Жилец купил на толкучке у пристани старую бельевую корзину и половичок. За девять пенсов выторговал. Но вот была задача — чем кормить котенка. Просидев несколько дней на одном молоке, он задумал проломить дверь в кладовке, но только расшиб себе башку; тогда он махнул на задний двор, взобрался на крышу, а оттуда через окно пролез в кладовку, сожрал полбанки варенья и четверть большого пирога со свининой, оставленные Жильцу к чаю. Потом его стошнило, и он запакостил в кладовке весь пол. Жилец подтер за ним, сходил за новой банкой варенья и купил у живодера Доннели конины.
Этот кот был совсем как человек. Уставится на кастрюлю, в которой Жилец варит конину, и время от времени затягивает серенаду то ли Жильцу, то ли кастрюле, то ли им обоим.

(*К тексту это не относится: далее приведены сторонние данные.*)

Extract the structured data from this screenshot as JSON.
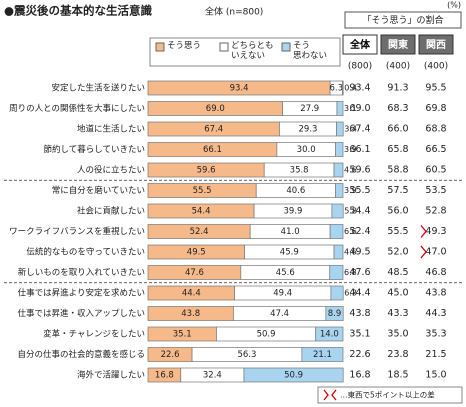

Правда, он был совсем как человек. Знал, что Жилец его любит, и уважал его комнату. Зато гадил во всех остальных. Жилец не зевал, подтирал всюду. А только поспеть за котенком нипочем не мог.
В конце концов моя старуха заявила, что хватит ей быть бесплатной уборщицей, и Жилец унес котенка, захватив мешок и старый ржавый утюг.
— Что ты с ним сделал? — спросила она, когда Жилец вернулся часа через два. Он был сильно под мухой.
— А тебе-то что?
— Ты отдал его кому-нибудь?
— Швырнул с моста в реку.
— Врешь, бесстыжие твои глаза!
— Никогда не видел столько пузырей…
— Бросил его в эту лужу?.. Да кому ты голову морочишь?
— Слышно было, как он булькал… Здоровенные пузыри пошли. Я чуть не заплакал.
— Не знаю, где у тебя совесть — выкормил бедняжку, а потом швырнул в реку. Сердца у тебя нет, вот и все.
— Я был вынужден.
— Никакой нужды не было, добрые люди охотно взяли бы его.
— Ну да, вот ты, скажем, уж такой была доброй — дальше некуда.
— Зато ты больно жалостливый.
— Он был здесь лишний. А смерть легкая, он ничего и не почувствовал.
— Ну, могу только пожелать, чтоб тебя самого не швырнули в реку! — крикнула она и стала надевать пальто.
— Куда это ты?
— Пойду пройдусь, успокоюсь.
— Тогда купи рыбы с жареной картошкой, я проголодался.
— Ни за что, хоть сдохни! — огрызнулась она и хлопнула дверью.
Как только она вышла за дверь, я насел на Жильца.
— Успокойся, — сказал он. — Я отдал его сторожу у нас на фабрике и даже деньги получил. Ихнюю кошку задавил грузовик с пивоваренного завода. Так что, — продолжал он, разуваясь, — пивовары, можно сказать, вдвойне выгадали, задавив ту кошку. — Он подумал немного. — Вот умора, если она была матерью нашему котенку.
— Сколько ж вам дали?
— Десять шиллингов. Но учти, я буду скучать по ней.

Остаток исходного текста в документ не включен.